Health Canada also says that when preparing and handling food in the kitchen, in particular raw meat and fish, you should “thoroughly clean and sanitize all surfaces used for food preparation with a kitchen sanitizer (following the directions on the container) or use a bleach solution (add 5 ml household bleach to 750ml of water), and rinse with water.”

When caring for someone with the illness, remember to wash your hands thoroughly,  and dispose of any linens, towels and clothing that may have come in contact with the virus. Caregivers should also be sure to clean surfaces that might have become contaminated with vomit or feces from an infected person, first using hot soapy water, and afterward by disinfecting with a bleach solution.

If you suspect that you may have become infected with the virus, the Public Health Agency of Canada recommends drinking plenty of fluids. A norovirus diagnosis is reached by testing a stool sample from an infected person and treatment options for the virus are minimal, as antibiotic treatments don’t work on viruses. Most cases will resolve themselves in about 48 hours. The greatest risk to patients is of dehydration.
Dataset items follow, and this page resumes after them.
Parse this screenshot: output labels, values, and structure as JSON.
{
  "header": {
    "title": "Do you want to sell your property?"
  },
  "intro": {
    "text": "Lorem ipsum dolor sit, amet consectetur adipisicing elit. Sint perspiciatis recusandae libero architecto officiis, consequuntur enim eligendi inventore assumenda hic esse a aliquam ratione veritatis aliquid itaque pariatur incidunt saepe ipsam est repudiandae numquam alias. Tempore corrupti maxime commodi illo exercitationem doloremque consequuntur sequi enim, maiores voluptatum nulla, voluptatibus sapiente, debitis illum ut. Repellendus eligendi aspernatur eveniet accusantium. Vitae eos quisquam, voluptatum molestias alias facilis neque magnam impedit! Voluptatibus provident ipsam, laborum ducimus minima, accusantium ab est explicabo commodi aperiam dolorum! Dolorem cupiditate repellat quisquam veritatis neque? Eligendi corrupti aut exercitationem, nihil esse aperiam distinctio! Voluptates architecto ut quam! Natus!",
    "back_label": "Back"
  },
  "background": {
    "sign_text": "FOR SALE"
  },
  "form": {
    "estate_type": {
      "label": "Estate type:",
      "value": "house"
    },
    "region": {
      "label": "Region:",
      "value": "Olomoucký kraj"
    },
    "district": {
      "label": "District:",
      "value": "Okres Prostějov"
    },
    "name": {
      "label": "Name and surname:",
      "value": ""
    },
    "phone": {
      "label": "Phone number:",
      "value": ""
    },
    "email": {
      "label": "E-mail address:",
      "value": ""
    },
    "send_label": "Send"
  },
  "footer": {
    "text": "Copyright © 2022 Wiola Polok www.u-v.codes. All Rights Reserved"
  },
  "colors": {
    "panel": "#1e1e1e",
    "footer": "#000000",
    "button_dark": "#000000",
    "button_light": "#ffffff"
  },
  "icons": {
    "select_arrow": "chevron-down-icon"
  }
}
Dehydration symptoms, says the Public Health Agency, include “a decrease in urination, a dry mouth and throat and dizziness upon standing. A dehydrated child may cry with few or no tears and be unusually sleepy or fussy. Severe dehydration can be serious and the ill person may require re-hydration in a hospital.”

The Center for Disease Control in the US reports that each year Norovirus causes around 20 million illnesses resulting in up to 70,000 hospitalizations and between 570 and 800 deaths. Having Norovirus once does not mean you will become immune to it in the future.